If you visited The Tennessean's "Faith & Values" page on Monday, you saw stories about Mormon girls, the cast of Duck Dynasty talking about their Christian faith, Jim Wallis' book about faith in God, churches dealing with mental health issues, a couple who write hymns, a Lutheran coming to town, the woes of a group that guessed wrong about when Jesus is going to come back, and a bunch of new Catholic saints, not to mention a column from Ray Waddle about Christians and God, a piece by the pastor at Woodmont Christian Church, and a missive from a guy in Williamson County about how God helped him downsize. Plus you can take a quiz about how well you know the Bible. The only story on the page that wasn't explicitly monotheistic and implicitly Christian was about how you can go help clean up the City Cemetery.
The Tennessean's "Faith & Values" section does a terrible, shameful job of recognizing that there are a lot of Nashvillians who aren't Christian and who still have faiths and values they might want to read about in the paper.
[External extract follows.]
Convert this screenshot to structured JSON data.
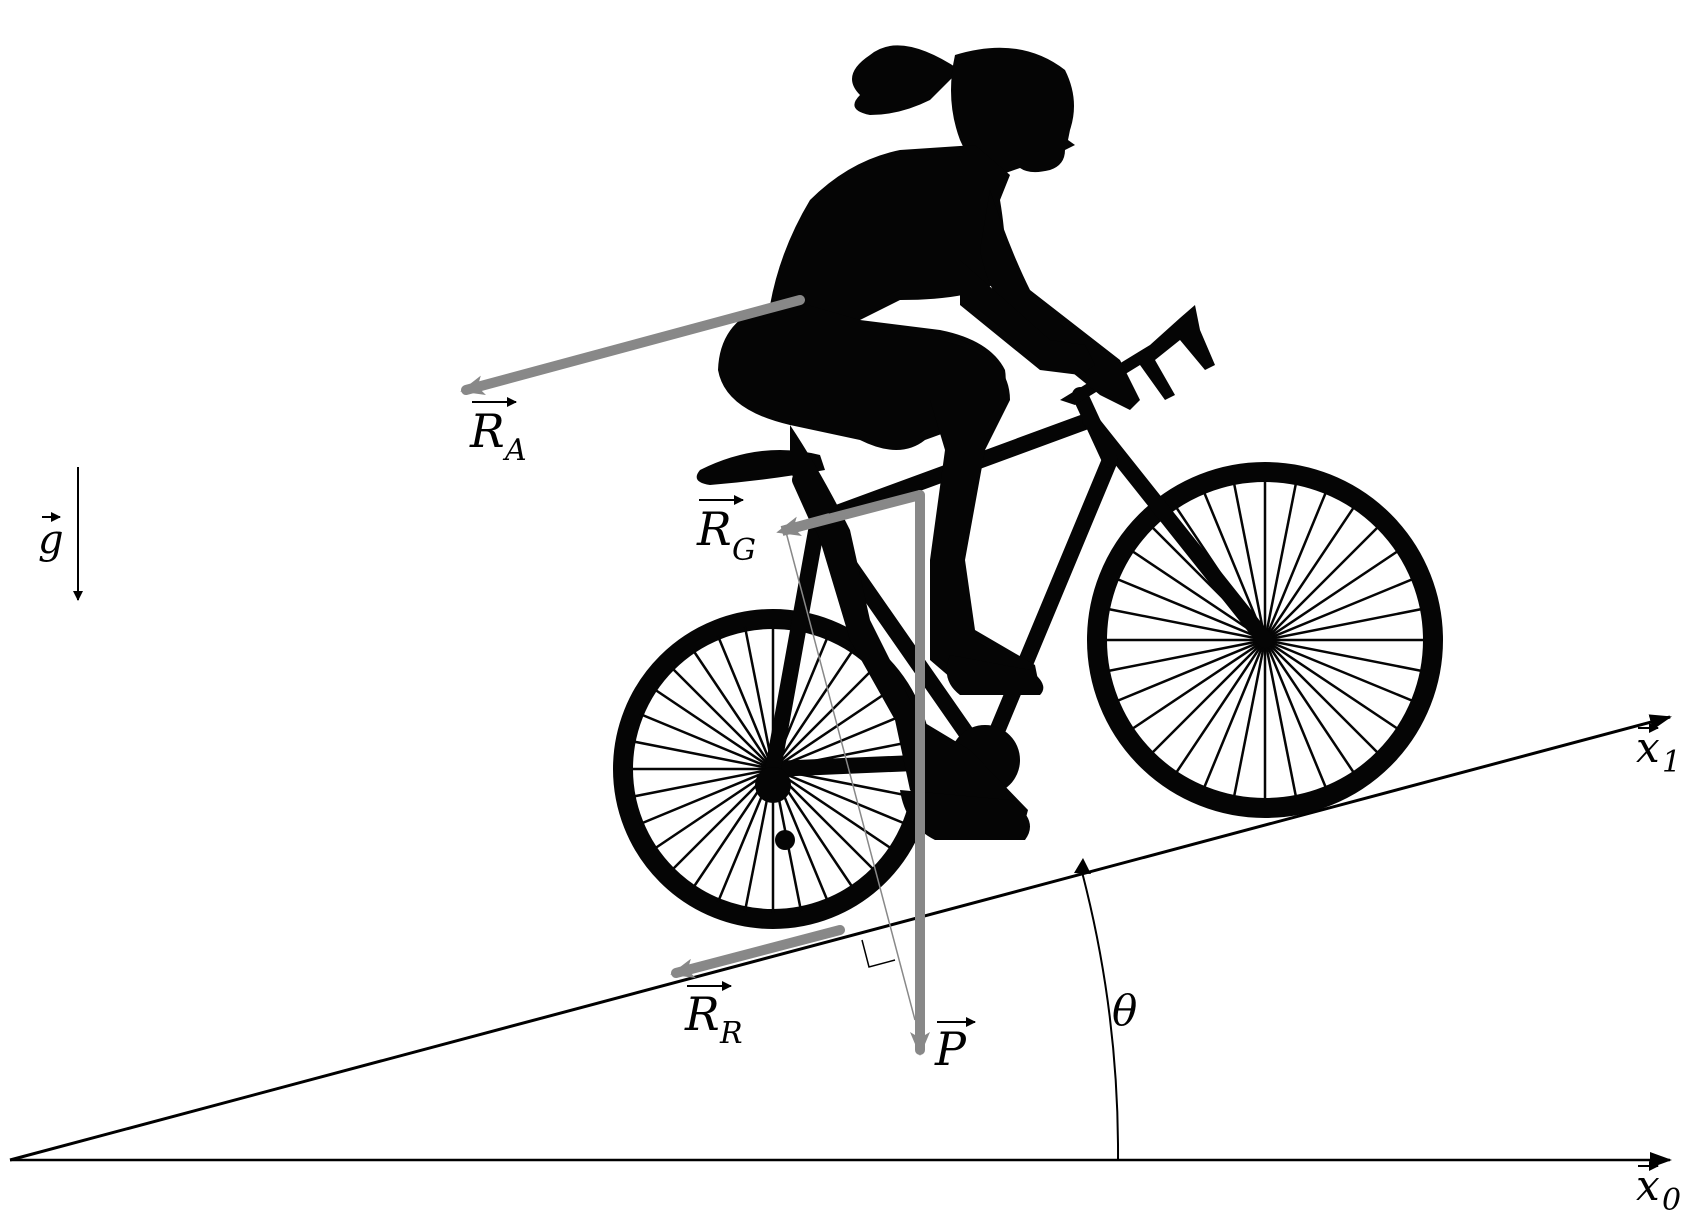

I mean, is there not one Jewish or Muslim person in town who had God's help making some major life change? No one at the Nashville Gurudwara has thoughts about God and politics? None of our Buddhists have thoughts about how to help Nashvillians with mental illness? There are no authors at the Sri Ganesha temple who might have books Nashville might want to hear about? No pagans brought anyone interesting to the area recently?
Oh, wait! The pagans did bring interesting people to the area recently. Yes, this past weekend there was a huge pagan shindig out at Montgomery Bell State Park—the annual Pagan Unity Festival. They invited important spiritual figures like Dorothy Morrison and Oberon Zell and interesting authors like Alex Bledsoe and M.R. Sellars.
Why Christians like to watch Duck Dynasty on the TV is not a more important "Faith & Values" story than the big gathering of Middle Tennessee people faith-&-valuing it up in Burns. It's just not. And I say that as someone who loves Duck Dynasty.
I know that every year, Gannett tells The Tennessean they're going to have to do more with less. And it's pretty easy to cover only Christians — after all, we have a lot of big, entrenched Christian institutions that know how to work a press release, and a lot of Christian leaders who are used to jotting off editorials. But The Tennessean is the city's daily paper. It's not just the paper of the Christians.
And, frankly, Christians don't have a monopoly on "Faith & Values." It'd be nice if the daily paper acknowledged that.